Feeding the Hungry
Many of the world’s religions call their adherents into the practice of charity, particularly to feed the hungry. There is a second call to question why hunger exists in the world to begin with. It makes for a fine tension, between giving people fish and teaching them how to fish, where do you put your time and money?
On a Sunday afternoon in April, hundreds of people across different faith traditions (and of no tradition) came together to pack meals for Syrian Refugees. The event was hosted by the Children of Abraham, a local interfaith group, of which I am part. My part was to serve as the treasurer. Our plan was to first raise five thousand dollars to pay for the ingredients and supplies. This would allow us to make roughly 20,000 meals. We quickly discovered that our initial goal was too small, so we increased our goal to $7,500, making 30,000 meals.
That afternoon in the gym of the Greek Orthodox church, a Rabbi and a Methodist lay person helped form us into five tables like factory lines to prepare the packages. Some people scooped in the rice or the soy, others added the spices. It was measured and balanced and then sent off to a second line where the food was vacuum sealed and placed in a box.
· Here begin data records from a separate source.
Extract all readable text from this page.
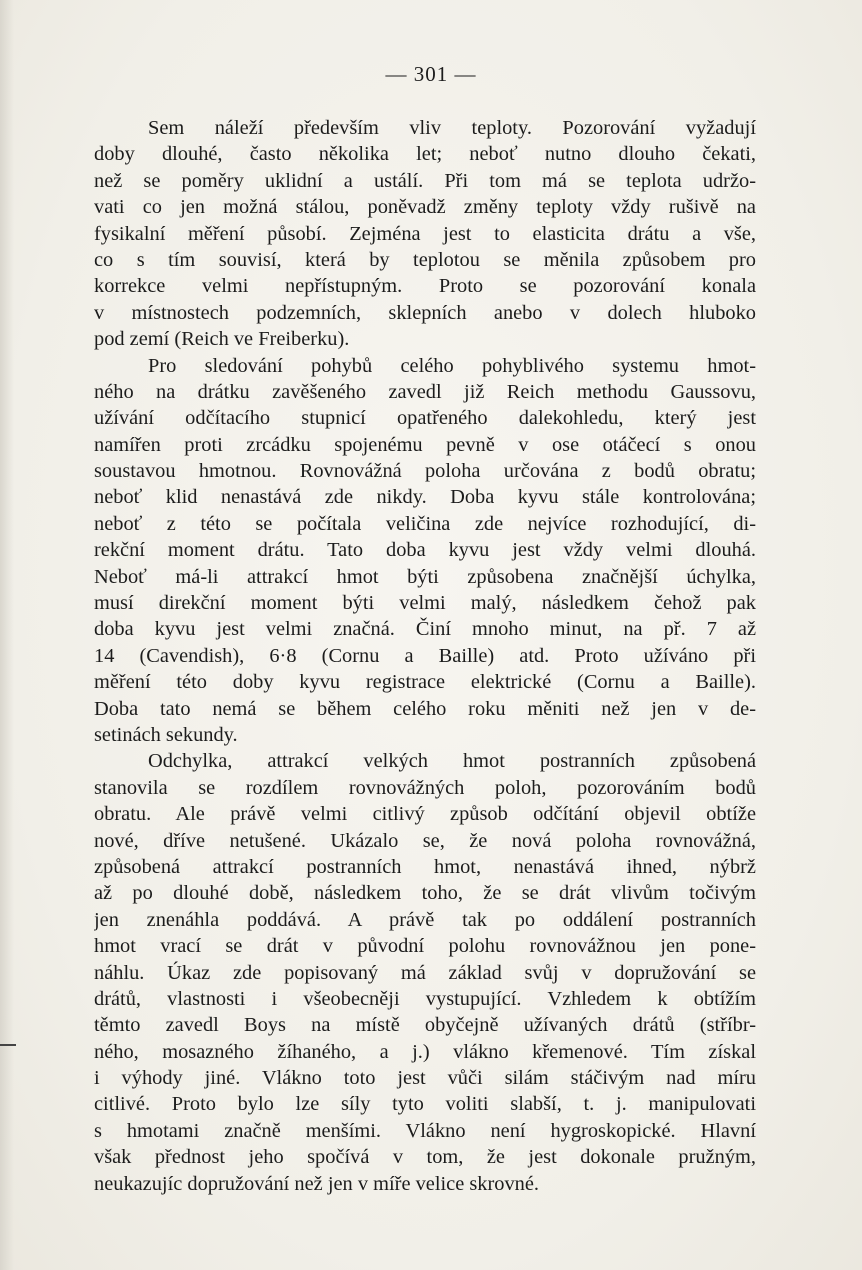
— 301 —
Sem náleží především vliv teploty. Pozorování vyžadují
doby dlouhé, často několika let; neboť nutno dlouho čekati,
než se poměry uklidní a ustálí. Při tom má se teplota udržo-
vati co jen možná stálou, poněvadž změny teploty vždy rušivě na
fysikalní měření působí. Zejména jest to elasticita drátu a vše,
co s tím souvisí, která by teplotou se měnila způsobem pro
korrekce velmi nepřístupným. Proto se pozorování konala
v místnostech podzemních, sklepních anebo v dolech hluboko
pod zemí (Reich ve Freiberku).
Pro sledování pohybů celého pohyblivého systemu hmot-
ného na drátku zavěšeného zavedl již Reich methodu Gaussovu,
užívání odčítacího stupnicí opatřeného dalekohledu, který jest
namířen proti zrcádku spojenému pevně v ose otáčecí s onou
soustavou hmotnou. Rovnovážná poloha určována z bodů obratu;
neboť klid nenastává zde nikdy. Doba kyvu stále kontrolována;
neboť z této se počítala veličina zde nejvíce rozhodující, di-
rekční moment drátu. Tato doba kyvu jest vždy velmi dlouhá.
Neboť má-li attrakcí hmot býti způsobena značnější úchylka,
musí direkční moment býti velmi malý, následkem čehož pak
doba kyvu jest velmi značná. Činí mnoho minut, na př. 7 až
14 (Cavendish), 6·8 (Cornu a Baille) atd. Proto užíváno při
měření této doby kyvu registrace elektrické (Cornu a Baille).
Doba tato nemá se během celého roku měniti než jen v de-
setinách sekundy.
Odchylka, attrakcí velkých hmot postranních způsobená
stanovila se rozdílem rovnovážných poloh, pozorováním bodů
obratu. Ale právě velmi citlivý způsob odčítání objevil obtíže
nové, dříve netušené. Ukázalo se, že nová poloha rovnovážná,
způsobená attrakcí postranních hmot, nenastává ihned, nýbrž
až po dlouhé době, následkem toho, že se drát vlivům točivým
jen znenáhla poddává. A právě tak po oddálení postranních
hmot vrací se drát v původní polohu rovnovážnou jen pone-
náhlu. Úkaz zde popisovaný má základ svůj v dopružování se
drátů, vlastnosti i všeobecněji vystupující. Vzhledem k obtížím
těmto zavedl Boys na místě obyčejně užívaných drátů (stříbr-
ného, mosazného žíhaného, a j.) vlákno křemenové. Tím získal
i výhody jiné. Vlákno toto jest vůči silám stáčivým nad míru
citlivé. Proto bylo lze síly tyto voliti slabší, t. j. manipulovati
s hmotami značně menšími. Vlákno není hygroskopické. Hlavní
však přednost jeho spočívá v tom, že jest dokonale pružným,
neukazujíc dopružování než jen v míře velice skrovné.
There were 60 people per shift actively working in the assembly lines at any time. We were children and elders, white and middle-eastern, Secular people with Muslims, Jews, Christians, and UUs all working side by side in the lines. And we had to convince people to move out of the line after a 30-minute shift to let others in. It was a wildly successful event. (We had a parallel food drive for our local food pantry, which raised several barrels of non-perishable food.) Everyone who participated raved about what it meant to them.
In the end, we raised far more than the $7,500 we’d had as our goal. We raised over $12,000. The Children of Abraham planning team decided we would do three things with the excess money that would be in line with the intentions of the givers.
First, we decided to keep a portion as seed money to repeat this event in the fall. (Which we did, and it was just as successful half-a-year later.) Second, we donated funds to the shipping company that took the food to the refugee camps in Greece where many Syrians are waiting to learn where they will be settled. The company worked on donations only. So, we donated. And third, we decided to send some of the money to Jordan. When we started this our plan was to split the shipment between Greece and Jordan – both countries have many Syrian refugees waiting to be resettled.
We learned, however, that Jordan would prefer we just send the money so they could do the meal packaging there in Jordan which would stimulate the Jordanian economy as well as help the refugees. Not only would that help the refugees, it would help the Jordanians and we wouldn’t have to spend money on shipping the food. If our only goal was to feed the Syrian refugees, the Jordanian plan would be more efficient.
But feeding the refugees was not our only goal. We wanted to feed the hungry, but we also wanted to give people a chance to think globally and act locally, to have a direct experience of helping, to develop a connection of compassion across the need.
Charity alone will only ever alleviate the presenting need while never touching the system that perpetually creates that need. But with direct experiences of the need, we can reflect together about ways to change the harmful system as well.